«Vengan a los asentamientos, no a los salones». En los suburbios pobres de Lima, los peruanos lanzan un llamado de frustración a los dirigentes de la Unión Europea y América Latina, reunidos hoy para una cumbre contra la pobreza.
«Seguro que no vamos a cruzarnos con los jefes de Estado. Pero si pudieran ver cómo se vive acá, tal vez harían algo por nosotros», dijo Rosa Cabrera, una asistente médica de 60 años.
La indignación es patente en el rostro surcado de arrugas de esta pequeña mujer enérgica que recorre sin descanso «Villa Salvador», una villa miseria de medio millón de habitantes construida sobre las dunas de arena que se extienden al sur de la capital. «Basta con los discursos, queremos actos», dice.
Solo las moto-taxis se atreven a recorrer las pendientes inestables de este anárquico barrio, inundado de desechos que atraen bandas de perros famélicos.
«Esto no es vivir, sino sobrevivir, como los animales», afirma Rosario Padilla, una madre soltera de 46 años cuyos pequeños trabajos temporales pueden brindarle «en un buen día» unos 30 soles, el equivalente a una decena de dólares.
La presencia de los jefes de Estado instalados a apenas una veintena de kilómetros de distancia, en una zona residencial de Lima, no le da esperanzas para su futuro o el de sus ocho hijos.
«Hace mucho tiempo que los mandatarios se olvidaron de nosotros, nos abandonaron. La situación se pone cada vez peor», suspira.

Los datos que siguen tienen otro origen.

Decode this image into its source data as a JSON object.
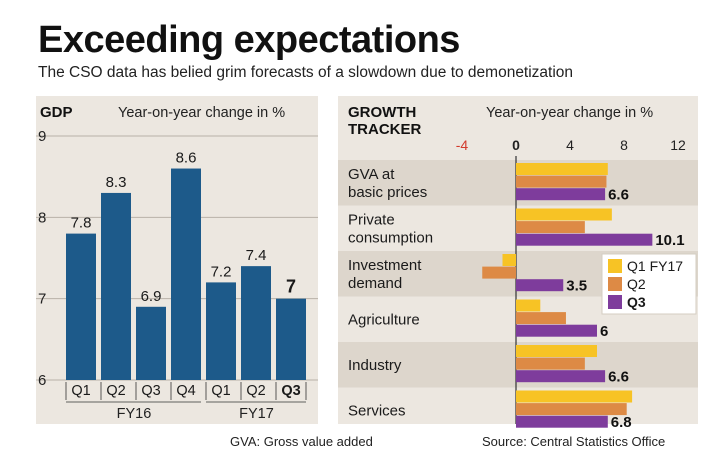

Como sus vecinos, Padilla sufre directamente la crisis alimentaria y la duplicación de los precios de los productos básicos como el aceite o el arroz, que se vende a casi 4 soles el kilo.
Miguel Machicao, un carpintero de 37 años en busca de trabajo, se desespera por no poder alimentar correctamente a su familia. «Ni puedo comprar verduras», aseguró.
«Villa Salvador» no parece haberse beneficiado del crecimiento económico que se acercó a 9% el año pasado en Perú, un país de 27 millones de habitantes, la mitad de los cuales viven bajo el nivel de pobreza, según cifras oficiales.
El agua corriente nunca llegó al barrio, donde vive una fuerte comunidad de indígenas quechuas, llegados desde la década de 1940 para probar suerte en la capital. Para su consumo, la población usa recipientes de agua usada, desinfectándola con algunos granos de cloro.
Para Alejandro Figuera, un mecánico de 43 años que se gana la vida reparando los neumáticos de los vehículos que pasan con la ayuda de un viejo inflador, la cumbre de Lima significa que dejará de ganar una decena de dólares, dado que el gobierno decretó tres días feriados.
«Espero que valga la pena. Ojalá los países ricos de Europa no vinieran sólo para charlar sino para darnos una ayuda, para que podamos desarrollarnos nosotros también», indicó.
El año pasado el presidente boliviano, Evo Morales, visitó «Villa El Salvador» donde fue recibido como un héroe.